"Il Compagno segreto" - Lunario letterario. Numero 10 maggio 2004

 

 


  Degas Danza Disegno di Paul Valéry

 

 

10.  In-finiti

 

 

 


Il non saper finire ti rende così grande

(Goethe)

 

Allez! Tout fuit! Ma présence est poureuse,

Le sainte impatience meurt aussi 

(P. Valéry, Le cimetière marine)

Come superare l’onta di nascere caotici, imprecisi e sempliciotti, tal quali, insomma, a tutti gli  altri? Tutta una vita sarà sufficiente per distinguersi e così trovarsi? - E basterà il romanzo di uno junghiano processo di individualizzazione, o addirittura la consolazioncella romantica che ogni vita è pur sempre e comunque unica e vera, o si cercherà, alla prova dei fatti, il segno tangibile - qualcosa che resta nel mondo, evidente e staccato da noi! - della nostra possibile differenza?

“Nei regni della creazione, che sono altresì i regni dell’orgoglio, la necessità di distinguersi è inseparabile dall'esistenza medesima” (Varietà): lì la vittima del male di non essere unico, si consuma a inventare ciò che lo separa dagli altri” (Ib.). - Diventare un insulare dell’isola IO”, asserragliarsi... in un’indefinibile isola interiore”, è il dono in realtà demoniaco di una qualche virtù segreta”: forza del resto ritrovabile in ogni  persona profonda” (Ib.)

Se questa è la strada, l’uomo che scrive per diventare se stesso - e cioè unico, e cioè solo - scrive nel deserto, seminando messaggi giusto per quelli come lui: per gli uomini che sono soli e che hanno la forza di sentirsi soli” (Quaderni, vol. I): vale a dire il contrario di quelli che scrivono e parlano senza tremare” (Monsieur Teste)

Altro che opere e capolavori, bibliografie e destini artistici compiuti: qui è in gioco l’io che crea se stesso, che è il Dio di se stesso! - Non posso riconoscermi in una figura finita. E l’io  sfugge continuamente dalla mia persona che tuttavia disegna o incide sfuggendola” (Quaderni, vol. I). I graffi e le incisioni - le parole -  rimaste sulla carta stanno all'io come le tracce di un sismografo alla deriva dei continenti: appena prove di quanto quel che scriviamo differisce da noi stessi e come quello che non scriviamo sia più importante” (Quaderni, vol. II).

Valéry in qualunque fare vede sempre appena un passo - forse del resto fatto a vuoto! - del proprio farsi: qualcosa che verrà fermato solo dalla morte.

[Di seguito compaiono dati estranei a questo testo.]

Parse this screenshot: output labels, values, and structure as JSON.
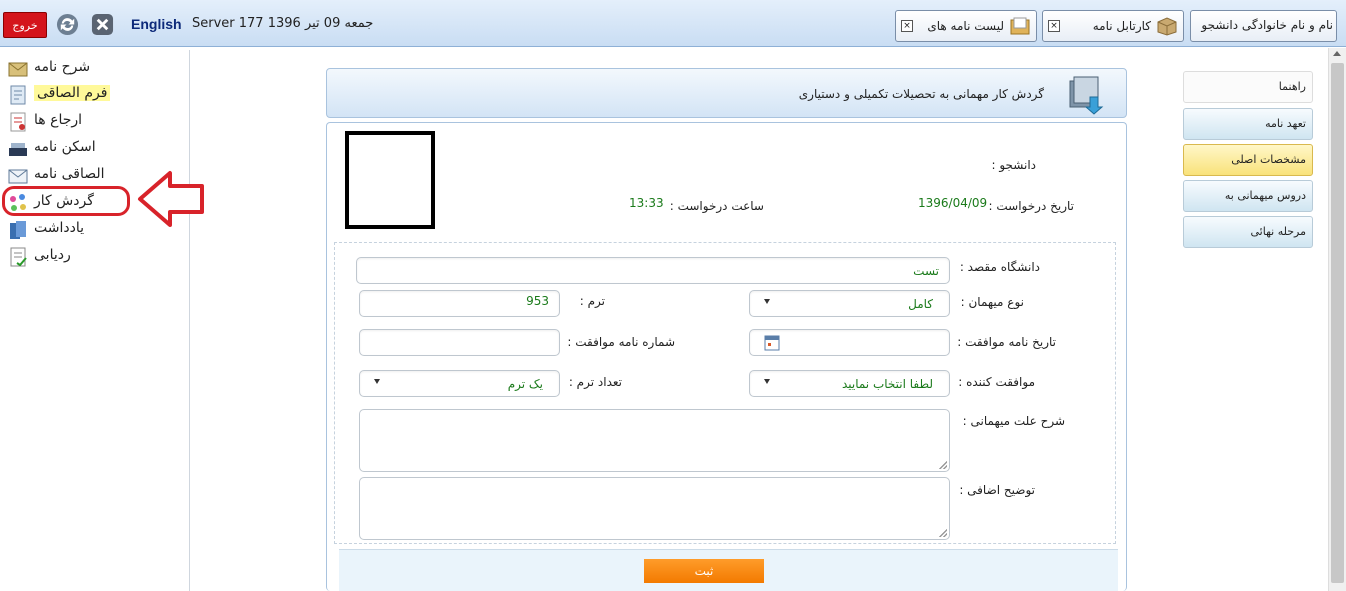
{
  "topbar": {
    "exit_label": "خروج",
    "language_label": "English",
    "server_info": "Server 177 1396 جمعه 09 تیر",
    "tabs": [
      {
        "label": "لیست نامه های"
      },
      {
        "label": "کارتابل نامه"
      }
    ],
    "user_tab_label": "نام و نام خانوادگی دانشجو"
  },
  "sidebar": {
    "items": [
      {
        "label": "شرح نامه",
        "icon": "letter-icon"
      },
      {
        "label": "فرم الصاقی",
        "icon": "form-icon"
      },
      {
        "label": "ارجاع ها",
        "icon": "referral-icon"
      },
      {
        "label": "اسکن نامه",
        "icon": "scanner-icon"
      },
      {
        "label": "الصاقی نامه",
        "icon": "envelope-icon"
      },
      {
        "label": "گردش کار",
        "icon": "workflow-icon"
      },
      {
        "label": "یادداشت",
        "icon": "notes-icon"
      },
      {
        "label": "ردیابی",
        "icon": "tracking-icon"
      }
    ]
  },
  "header": {
    "title": "گردش کار مهمانی به تحصیلات تکمیلی و دستیاری"
  },
  "info": {
    "student_label": "دانشجو :",
    "request_date_label": "تاریخ درخواست :",
    "request_date_value": "1396/04/09",
    "request_time_label": "ساعت درخواست :",
    "request_time_value": "13:33"
  },
  "form": {
    "dest_university_label": "دانشگاه مقصد :",
    "dest_university_value": "تست",
    "guest_type_label": "نوع میهمان :",
    "guest_type_value": "کامل",
    "term_label": "ترم :",
    "term_value": "953",
    "approval_date_label": "تاریخ نامه موافقت :",
    "approval_number_label": "شماره نامه موافقت :",
    "approver_label": "موافقت کننده :",
    "approver_value": "لطفا انتخاب نمایید",
    "term_count_label": "تعداد ترم :",
    "term_count_value": "یک ترم",
    "reason_label": "شرح علت میهمانی :",
    "extra_desc_label": "توضیح اضافی :",
    "submit_label": "ثبت"
  },
  "right_tabs": [
    {
      "label": "راهنما"
    },
    {
      "label": "تعهد نامه"
    },
    {
      "label": "مشخصات اصلی"
    },
    {
      "label": "دروس میهمانی به"
    },
    {
      "label": "مرحله نهائی"
    }
  ],
  "colors": {
    "exit_red": "#d4141b",
    "highlight_yellow": "#fff99a",
    "annotation_red": "#d8232a",
    "submit_orange": "#f37a00",
    "value_green": "#1a7a1a"
  }
}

Solo lì il groviglio pulsante dell’io si riduce a quanto nell’esistere è stato solo fatto: come Socrate - sarà un sollievo? - diremo io nacqui parecchi e son morto uno” (Eupalino). - Fino a quel punto però, l’opera, nel processo di autocreazione dell’autore al cospetto di se stesso, sarà sempre qualcosa di instabile: come la Gioconda per Leonardo, sarà  il frammento di una sostanza mobile e vivente che è forse suscettibile di sviluppo e coltura” (La caccia magica).

E’ il labirinto, che conobbe Degas, dell'infinito sudare jucunde” (Quaderni, vol. I): l'autore reincontra sempre la sua opera, e ciò che sembrava fatto, alla fine di un certo tempo, si mostra ancora capace di suscitare il possibile - di irritare il desiderio...” (Quaderni, vol. I).

Valéry - amleticità operosa - è l’autore di superbie necessarie. Senza posa, senza fine: vi sono solo mezzi, mai “un fine in assoluto” (Quaderni, vol. II). Sono proprio i mezzi che fanno nobile il fine, mai il contrario. 

Ma in arte è vera solo l’affermazione di cui è vero anche il contrario (Oscar Wilde), e infatti - a mischiare appena un po’ i testi - qui si arriva al punto dello spartito che prevede un Da capo e una biforcazione: perché, proprio nel libro prescelto per questo numero, si legge che, liberata la mente da “percezioni senza futuro”, “bisogna avere una testa ben fatta per sfruttare le cose felici, dominare le trovate, e finire” (Degas Danza Disegno).